Depuis le mois de novembre, la collection de la Fondation Magos met en lumière les Rois d’Orient les plus vénérés de l’histoire de l’humanité : les Rois Mages. Plus qu’un symbole de la natalité, ils incarnent l’universalité des cultures, des civilisations et des religions. Nous nous sommes entretenus avec Joël Soler   pour en savoir plus sur cette impressionnante collection.

Paco De la Torre et Joel Soler Paco De la Torre et Joel Soler
Le maire de Malaga accompagné de Joel Soler
Écrit par Charlotte Marchand
Publié le 2 janvier 2025, mis à jour le 3 janvier 2025

Charlotte Marchand : Pourriez-vous vous présenter pour les personnes qui ne vous connaîtraient pas ?

Joël Soler : Oui bien sûr, Je suis Joël Soler, je suis réalisateur de films documentaires, principalement spécialisé dans le terrorisme et les dictateurs, et passionné par l'Orient. Français avec des origines andalouses, j’ai eu l’occasion, au cours de mes périples, de me rendre un jour à Aksum, en Éthiopie. je voulais faire un film sur la famille du prophète et ses descendants. C’est à Aksum que les premiers musulmans persécutés, dont certains membres importants de la famille du prophète, ont trouvé refuge sous la protection du roi chrétien d’Aksum... Et là, j'ai vu la tombe du roi mage Balthazar, et je me suis dit, tiens, ça existe vraiment ! J'ai donc commencé à chercher des informations sur les Rois Mages et je me suis passionné sur le sujet. Et huit ans après, me voilà avec la plus grande collection au monde sur le thème des Rois Mages, mais aussi sur le thème des rois d'Orient qui ont participé à ce dialogue des cultures et des religions. 

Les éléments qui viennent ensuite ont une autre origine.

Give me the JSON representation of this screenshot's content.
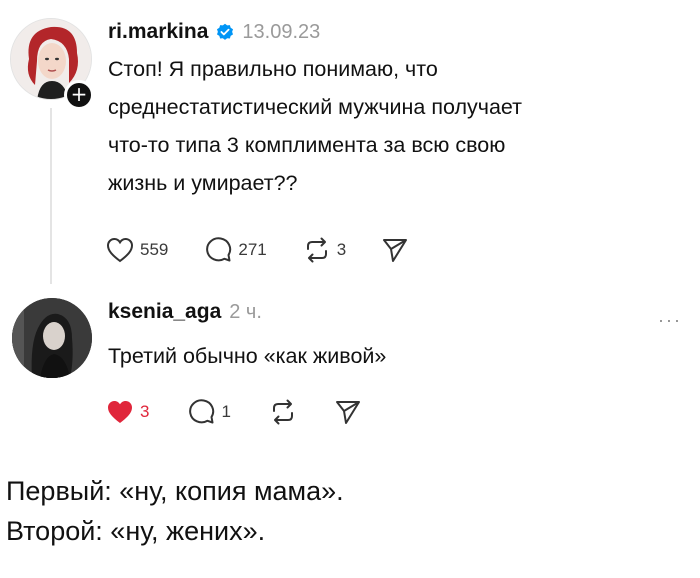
{
  "post": {
    "username": "ri.markina",
    "date": "13.09.23",
    "lines": [
      "Стоп! Я правильно понимаю, что",
      "среднестатистический мужчина получает",
      "что-то типа 3 комплимента за всю свою",
      "жизнь и умирает??"
    ],
    "likes": "559",
    "comments": "271",
    "reposts": "3",
    "avatar_icon": "profile-photo-red-hair",
    "follow_icon": "plus-icon"
  },
  "reply": {
    "username": "ksenia_aga",
    "time": "2 ч.",
    "text": "Третий обычно «как живой»",
    "likes": "3",
    "comments": "1",
    "like_color": "#e0263b",
    "more": "···"
  },
  "caption": {
    "line1": "Первый: «ну, копия мама».",
    "line2": "Второй: «ну, жених»."
  },
  "colors": {
    "verified": "#0095f6",
    "muted": "#9a9a9a"
  }
}
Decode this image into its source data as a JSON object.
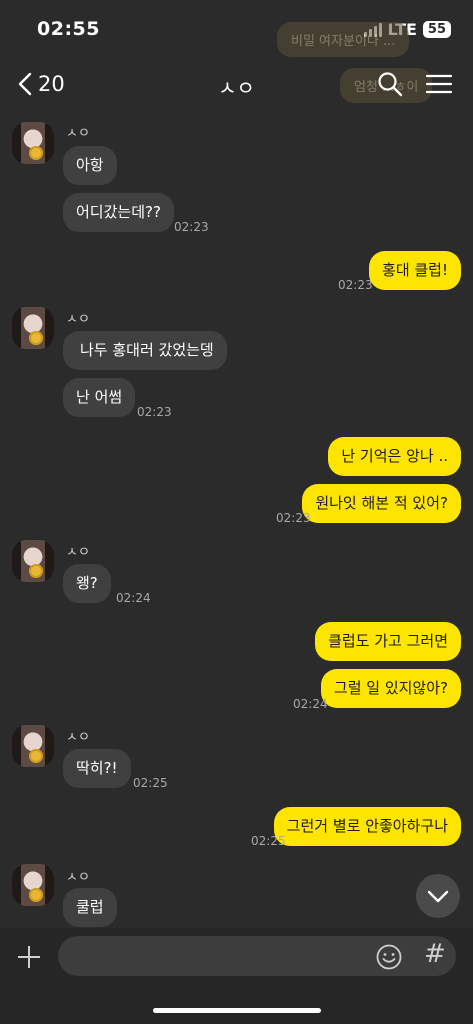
{
  "status": {
    "time": "02:55",
    "network": "LTE",
    "battery": "55"
  },
  "ghost": {
    "line1": "비밀 여자분이나 ...",
    "line2": "엄청 ...ㅎ이"
  },
  "header": {
    "back_count": "20",
    "title": "ㅅㅇ"
  },
  "contact_name": "ㅅㅇ",
  "messages": [
    {
      "text": "아항"
    },
    {
      "text": "어디갔는데??",
      "time": "02:23"
    },
    {
      "text": "홍대 클럽!",
      "time": "02:23"
    },
    {
      "text": "나두 홍대러 갔었는뎅"
    },
    {
      "text": "난 어썸",
      "time": "02:23"
    },
    {
      "text": "난 기억은 앙나 .."
    },
    {
      "text": "원나잇 해본 적 있어?",
      "time": "02:23"
    },
    {
      "text": "왱?",
      "time": "02:24"
    },
    {
      "text": "클럽도 가고 그러면"
    },
    {
      "text": "그럴 일 있지않아?",
      "time": "02:24"
    },
    {
      "text": "딱히?!",
      "time": "02:25"
    },
    {
      "text": "그런거 별로 안좋아하구나",
      "time": "02:25"
    },
    {
      "text": "쿨럽"
    }
  ],
  "composer": {
    "hash": "#",
    "placeholder": ""
  },
  "colors": {
    "bg": "#2b2b2b",
    "incoming": "#404040",
    "outgoing": "#fee500"
  }
}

Charlotte Marchand : Qu'est-ce qui vous a fasciné dans l'histoire des Rois Mages ?

Joël Soler : En réalité, ce qui m’a captivé en premier lieu, ce n’est pas tant les Rois Mages eux-mêmes, mais surtout ce dialogue des religions, notamment l’échange entre l’orient et l’occident. Je pense que ça vient de mes ancêtres, en fait, qui étaient andalous. J'ai fait la généalogie de ma famille, et je me suis rendu compte qu’il y avait des personnes qui avaient participé à la Reconquista (terme le plus répandu désignant les guerres entre royaumes chrétiens et islamiques en Espagne au cours du Moyen Âge). Un de mes ancêtres était gouverneur de Huecija, le centre névralgique de la Reconquista proche d’Alméria, et contrôlait l'expulsion des arabes ; Il s'est fait assassiner, on l’a brûlé dans la tour de l’église de Huécija le 25 décembre … Plus tard ma famille est partie à Oran, en Algérie. Donc mon arbre généalogique c'est un vrai mélange d'amour et de haine entre Orient et Occident, même si j'ai grandi à Alès dans une famille très chrétienne, je me suis rendu compte que l’on porte parfois dans son histoire des choses que l’on n'explique pas. Faire ma généalogie ça m'a beaucoup aidé à comprendre pourquoi j'avais cette passion pour l'Orient, que j'ai d’ailleurs beaucoup confondu avec l'Islam. J'ai appris la prière musulmane, la Salat, parce que je ne savais pas si ma passion était plus axée sur l'Orient ou sur l'Islam. Aujourd’hui  je ne m'attache pas à une religion précise, c’est d'ailleurs l'angle de cette exposition, mon angle n'est pas religieux, en fait, il est historique.

Tesoros de los Magos

Pourquoi avoir intitulé l’exposition « Tesoros de los Magos » ?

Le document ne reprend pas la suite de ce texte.